Case Details

Combe v. Continental Airlines, Inc.

In March 2006, in the middle of a divorce action, the plaintiff’s wife, who was the mother of their 2½ year-old daughter, secretly boarded a Continental Airlines flight with the child and flew from Kansas City, Missouri, to Houston, Texas, where they caught a one-way, connecting flight to Mexico City. In June 2006 a federal grand jury in Missouri indicted the wife on an international parental kidnapping charge. In March 2007 the father brought an action against Continental Airlines, accusing the carrier of negligence, breach of contract, and interference with custodial relations.  The father claimed that Continental ignored its own regulations, which required a single parent traveling from the United States to Mexico with a minor child to provide a notarized letter from the other parent authorizing the trip.

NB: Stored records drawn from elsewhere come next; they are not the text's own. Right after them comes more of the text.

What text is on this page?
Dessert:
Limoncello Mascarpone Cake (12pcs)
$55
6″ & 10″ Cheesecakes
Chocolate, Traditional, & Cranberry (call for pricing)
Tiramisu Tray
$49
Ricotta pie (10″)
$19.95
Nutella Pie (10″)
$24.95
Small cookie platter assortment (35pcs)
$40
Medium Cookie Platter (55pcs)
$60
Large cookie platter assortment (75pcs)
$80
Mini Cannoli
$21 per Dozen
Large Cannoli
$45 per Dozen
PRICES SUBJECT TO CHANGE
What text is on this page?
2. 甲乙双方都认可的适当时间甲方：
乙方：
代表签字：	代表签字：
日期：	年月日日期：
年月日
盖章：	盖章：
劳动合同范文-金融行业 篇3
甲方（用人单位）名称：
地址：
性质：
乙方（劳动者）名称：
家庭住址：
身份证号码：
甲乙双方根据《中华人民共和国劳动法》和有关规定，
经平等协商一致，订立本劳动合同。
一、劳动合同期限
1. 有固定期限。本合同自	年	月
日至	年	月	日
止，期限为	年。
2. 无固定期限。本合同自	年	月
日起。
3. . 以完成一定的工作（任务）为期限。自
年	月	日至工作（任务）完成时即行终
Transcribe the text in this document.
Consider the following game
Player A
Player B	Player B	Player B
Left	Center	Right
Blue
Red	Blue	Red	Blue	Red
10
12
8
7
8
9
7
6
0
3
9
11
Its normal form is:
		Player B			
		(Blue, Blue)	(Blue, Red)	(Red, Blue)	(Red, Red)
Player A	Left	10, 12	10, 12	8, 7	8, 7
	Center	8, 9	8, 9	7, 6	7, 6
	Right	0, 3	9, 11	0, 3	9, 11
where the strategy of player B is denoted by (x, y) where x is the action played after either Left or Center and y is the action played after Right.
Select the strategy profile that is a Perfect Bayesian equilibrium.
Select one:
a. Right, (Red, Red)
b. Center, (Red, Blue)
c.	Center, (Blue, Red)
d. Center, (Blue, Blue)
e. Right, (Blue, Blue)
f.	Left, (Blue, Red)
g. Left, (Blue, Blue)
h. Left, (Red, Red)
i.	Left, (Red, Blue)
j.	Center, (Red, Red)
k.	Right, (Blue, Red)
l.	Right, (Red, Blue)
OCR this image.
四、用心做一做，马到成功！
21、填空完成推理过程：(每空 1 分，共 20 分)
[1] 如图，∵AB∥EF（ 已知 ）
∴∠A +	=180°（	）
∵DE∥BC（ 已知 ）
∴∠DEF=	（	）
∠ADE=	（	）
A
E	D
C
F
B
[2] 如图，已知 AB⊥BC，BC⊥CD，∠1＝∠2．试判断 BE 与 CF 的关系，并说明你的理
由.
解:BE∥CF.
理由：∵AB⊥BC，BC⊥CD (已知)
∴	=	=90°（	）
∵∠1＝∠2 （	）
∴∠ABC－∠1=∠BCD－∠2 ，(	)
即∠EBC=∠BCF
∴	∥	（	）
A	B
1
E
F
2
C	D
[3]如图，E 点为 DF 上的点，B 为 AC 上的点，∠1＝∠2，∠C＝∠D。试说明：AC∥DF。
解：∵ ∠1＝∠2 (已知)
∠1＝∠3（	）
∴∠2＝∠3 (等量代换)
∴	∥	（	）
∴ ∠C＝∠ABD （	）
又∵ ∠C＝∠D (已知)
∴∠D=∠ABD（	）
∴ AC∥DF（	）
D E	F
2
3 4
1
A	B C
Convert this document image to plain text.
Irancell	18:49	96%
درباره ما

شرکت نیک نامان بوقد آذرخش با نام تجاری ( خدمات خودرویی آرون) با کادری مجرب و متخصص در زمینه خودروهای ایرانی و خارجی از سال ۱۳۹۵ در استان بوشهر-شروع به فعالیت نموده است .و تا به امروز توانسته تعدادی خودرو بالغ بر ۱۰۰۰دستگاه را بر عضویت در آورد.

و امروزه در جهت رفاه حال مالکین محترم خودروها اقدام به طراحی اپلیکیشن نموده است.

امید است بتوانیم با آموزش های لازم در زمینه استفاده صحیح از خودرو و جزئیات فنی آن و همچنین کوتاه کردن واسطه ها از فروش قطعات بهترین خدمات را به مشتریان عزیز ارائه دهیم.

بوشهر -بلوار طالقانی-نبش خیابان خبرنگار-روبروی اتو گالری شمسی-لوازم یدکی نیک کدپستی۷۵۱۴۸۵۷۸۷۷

Continental contended that The Warsaw Convention and The Montreal Convention preempted the father’s common law claims for negligence and interference with custodial relations. Further, The Warsaw Convention allows only for claims based upon an “accident,” and the complaint contained no allegation of an “accident” and, in fact, no “accident” occurred. Additionally, the father’s claims were for emotional and psychological distress, and The Warsaw Convention does not recognize a claim for purely emotional or psychological damages. Continental also contended that since the father was not a passenger on the flights and had no contract rights as a third-party beneficiary, the disclaimer of all third-party beneficiary claims contained in tariff provisions barred the alleged breach of contract asserted by the father. In addition Continental disputed the father’s allegations that Continental or the Mexican government had rules, regulations and/or practices of requiring notarized letters for a single parent traveling with a child on an International flight. Continental also disputed the allegations that Continental should have done more to prevent two properly ticketed passengers from flying on their designated flights. Plaintiff’s attorney stated that the suit may have been the first of its kind filed against a commercial carrier.